Das war es auch, was daran so schwierig war. Das war es, was es ihr schwierig machte, ihn als Wächter und als einen schützenden Freund zu erkennen und zu verstehen. 

Denn sie wußte nicht, das er es war, sie verstand seine wichtige Aufgabe noch nicht und sie so wußte sie nicht, 
warum er sie zum Schweigen brachte oder sie von Handlungen Abstand nehmen ließ. Und so kam es wieder und wieder dazu, dass sie, durch alte Konditionierung und aus der ihr eigenen Unsicherheit heraus der Bewertungs- und Beurteilungsspirale verfiel, und sich selbst gegenüber immer wieder in alten Mustern von Abwertung und Ausgrenzung handelte.
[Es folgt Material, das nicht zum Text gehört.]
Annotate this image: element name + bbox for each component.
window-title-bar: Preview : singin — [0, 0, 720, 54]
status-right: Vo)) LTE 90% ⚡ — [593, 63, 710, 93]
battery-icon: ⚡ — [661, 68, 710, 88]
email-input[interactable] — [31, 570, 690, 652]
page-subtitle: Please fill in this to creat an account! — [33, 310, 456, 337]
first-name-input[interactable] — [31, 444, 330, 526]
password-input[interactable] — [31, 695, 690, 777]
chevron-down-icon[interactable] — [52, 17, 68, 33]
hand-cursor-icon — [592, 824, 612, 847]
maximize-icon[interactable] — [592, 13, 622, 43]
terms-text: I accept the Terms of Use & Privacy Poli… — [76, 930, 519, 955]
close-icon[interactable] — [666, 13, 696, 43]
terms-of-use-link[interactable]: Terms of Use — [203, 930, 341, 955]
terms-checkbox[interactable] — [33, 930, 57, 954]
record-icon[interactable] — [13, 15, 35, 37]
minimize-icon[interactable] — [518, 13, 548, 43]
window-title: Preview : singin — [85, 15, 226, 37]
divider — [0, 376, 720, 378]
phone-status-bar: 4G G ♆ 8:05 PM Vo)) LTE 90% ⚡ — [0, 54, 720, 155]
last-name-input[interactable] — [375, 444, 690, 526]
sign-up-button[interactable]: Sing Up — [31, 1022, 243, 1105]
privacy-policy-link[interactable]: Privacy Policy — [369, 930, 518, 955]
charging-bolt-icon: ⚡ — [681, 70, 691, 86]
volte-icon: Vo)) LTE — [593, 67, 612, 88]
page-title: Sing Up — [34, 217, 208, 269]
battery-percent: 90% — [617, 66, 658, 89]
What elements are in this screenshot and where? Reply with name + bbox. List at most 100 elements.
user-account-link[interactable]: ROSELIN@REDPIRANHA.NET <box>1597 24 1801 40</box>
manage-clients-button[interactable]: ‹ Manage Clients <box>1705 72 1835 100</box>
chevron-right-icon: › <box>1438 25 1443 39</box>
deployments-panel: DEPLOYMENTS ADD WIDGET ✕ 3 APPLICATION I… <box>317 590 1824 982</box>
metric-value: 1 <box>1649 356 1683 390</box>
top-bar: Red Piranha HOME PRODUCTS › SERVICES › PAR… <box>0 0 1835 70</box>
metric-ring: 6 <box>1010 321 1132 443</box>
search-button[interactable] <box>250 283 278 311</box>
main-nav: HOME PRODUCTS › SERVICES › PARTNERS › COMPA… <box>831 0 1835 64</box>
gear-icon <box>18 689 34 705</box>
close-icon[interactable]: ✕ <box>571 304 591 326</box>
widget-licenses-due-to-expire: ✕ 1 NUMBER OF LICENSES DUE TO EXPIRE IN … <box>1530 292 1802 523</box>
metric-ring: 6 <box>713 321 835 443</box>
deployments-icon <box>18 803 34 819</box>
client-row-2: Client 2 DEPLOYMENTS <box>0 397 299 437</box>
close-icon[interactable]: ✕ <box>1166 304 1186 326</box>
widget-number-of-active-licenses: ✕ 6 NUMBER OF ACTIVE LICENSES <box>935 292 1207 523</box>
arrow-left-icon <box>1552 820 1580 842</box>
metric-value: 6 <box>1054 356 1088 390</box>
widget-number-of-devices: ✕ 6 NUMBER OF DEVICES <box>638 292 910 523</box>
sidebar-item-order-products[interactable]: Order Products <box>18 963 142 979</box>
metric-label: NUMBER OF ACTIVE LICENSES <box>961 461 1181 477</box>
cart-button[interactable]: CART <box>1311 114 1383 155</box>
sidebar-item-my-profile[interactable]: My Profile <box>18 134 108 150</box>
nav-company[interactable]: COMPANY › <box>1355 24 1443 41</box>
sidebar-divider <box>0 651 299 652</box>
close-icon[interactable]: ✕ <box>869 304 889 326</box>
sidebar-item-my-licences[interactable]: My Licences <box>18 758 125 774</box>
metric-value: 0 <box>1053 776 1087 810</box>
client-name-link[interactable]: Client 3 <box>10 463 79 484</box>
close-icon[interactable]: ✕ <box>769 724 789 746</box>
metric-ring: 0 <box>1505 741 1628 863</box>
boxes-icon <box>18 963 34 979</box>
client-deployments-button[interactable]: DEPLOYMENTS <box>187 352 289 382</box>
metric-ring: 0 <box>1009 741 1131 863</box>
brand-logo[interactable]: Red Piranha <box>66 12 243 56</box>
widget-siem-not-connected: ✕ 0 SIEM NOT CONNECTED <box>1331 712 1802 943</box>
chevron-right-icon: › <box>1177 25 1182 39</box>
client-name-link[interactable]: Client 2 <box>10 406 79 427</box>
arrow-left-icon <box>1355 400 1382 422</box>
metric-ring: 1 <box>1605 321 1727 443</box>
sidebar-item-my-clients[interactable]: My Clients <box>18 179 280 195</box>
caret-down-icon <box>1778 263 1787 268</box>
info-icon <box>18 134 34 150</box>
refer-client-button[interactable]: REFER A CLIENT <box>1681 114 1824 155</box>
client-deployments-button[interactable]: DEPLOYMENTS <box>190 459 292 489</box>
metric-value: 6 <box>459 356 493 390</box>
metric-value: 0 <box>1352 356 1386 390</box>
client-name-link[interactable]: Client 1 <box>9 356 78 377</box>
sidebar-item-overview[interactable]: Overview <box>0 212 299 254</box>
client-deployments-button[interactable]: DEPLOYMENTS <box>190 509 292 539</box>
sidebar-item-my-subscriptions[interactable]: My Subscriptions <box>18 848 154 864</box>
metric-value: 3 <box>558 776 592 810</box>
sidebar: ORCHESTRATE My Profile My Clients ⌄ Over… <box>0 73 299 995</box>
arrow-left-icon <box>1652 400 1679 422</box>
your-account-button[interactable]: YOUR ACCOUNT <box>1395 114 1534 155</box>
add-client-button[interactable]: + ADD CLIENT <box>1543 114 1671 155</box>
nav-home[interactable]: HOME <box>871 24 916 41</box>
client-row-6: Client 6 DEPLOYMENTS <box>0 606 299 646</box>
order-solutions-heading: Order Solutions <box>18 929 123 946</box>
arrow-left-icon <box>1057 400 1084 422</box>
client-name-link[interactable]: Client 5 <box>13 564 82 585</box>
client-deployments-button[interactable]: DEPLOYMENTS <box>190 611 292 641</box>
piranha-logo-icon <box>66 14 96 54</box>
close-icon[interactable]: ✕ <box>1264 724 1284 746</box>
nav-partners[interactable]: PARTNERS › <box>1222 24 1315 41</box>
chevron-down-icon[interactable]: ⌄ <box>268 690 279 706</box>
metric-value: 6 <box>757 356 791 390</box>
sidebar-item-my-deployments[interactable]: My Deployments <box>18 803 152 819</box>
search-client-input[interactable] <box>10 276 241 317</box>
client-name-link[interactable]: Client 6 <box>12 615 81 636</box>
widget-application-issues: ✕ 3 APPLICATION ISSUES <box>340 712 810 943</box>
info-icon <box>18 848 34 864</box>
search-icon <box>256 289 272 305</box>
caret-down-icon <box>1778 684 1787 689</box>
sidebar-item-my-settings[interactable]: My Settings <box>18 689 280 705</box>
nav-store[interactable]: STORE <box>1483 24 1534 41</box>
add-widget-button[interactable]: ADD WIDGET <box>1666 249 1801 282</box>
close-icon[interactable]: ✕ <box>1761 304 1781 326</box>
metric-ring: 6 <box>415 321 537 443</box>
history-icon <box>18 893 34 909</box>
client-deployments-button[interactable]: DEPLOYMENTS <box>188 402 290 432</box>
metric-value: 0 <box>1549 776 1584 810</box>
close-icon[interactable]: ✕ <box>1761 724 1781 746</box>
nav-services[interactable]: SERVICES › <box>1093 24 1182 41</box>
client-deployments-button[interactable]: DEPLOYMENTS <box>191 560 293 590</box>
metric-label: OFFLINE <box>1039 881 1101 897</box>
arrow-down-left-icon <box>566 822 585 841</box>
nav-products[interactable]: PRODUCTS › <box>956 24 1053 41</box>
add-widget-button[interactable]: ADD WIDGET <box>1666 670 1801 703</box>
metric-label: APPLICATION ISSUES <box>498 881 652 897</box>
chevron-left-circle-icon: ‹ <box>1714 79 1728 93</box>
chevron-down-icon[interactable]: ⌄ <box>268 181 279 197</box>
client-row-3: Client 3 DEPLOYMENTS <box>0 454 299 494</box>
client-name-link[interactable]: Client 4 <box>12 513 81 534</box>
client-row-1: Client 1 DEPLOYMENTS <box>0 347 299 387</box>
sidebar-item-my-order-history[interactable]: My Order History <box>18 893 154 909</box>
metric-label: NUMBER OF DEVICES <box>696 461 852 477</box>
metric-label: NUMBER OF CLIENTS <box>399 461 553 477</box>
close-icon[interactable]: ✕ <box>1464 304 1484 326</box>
Denn das war, war sie durch ihrer Adoptivmutter gelernt hatte, gar bitter hatte lernen müssen! 

Und so folgte sie diesem Muster immer wieder (gelernt ist halt gelernt) wie einem roten Faden als Leitmotiv und fand sich auch im Außen oft darin bestätigt, sich selbst schlecht oder klein zu machen und sich damit weiterhin klein zu halten und so war alles seinen schrecklichen Weg gegangen, all die vielen Jahre und Jahrzehnte.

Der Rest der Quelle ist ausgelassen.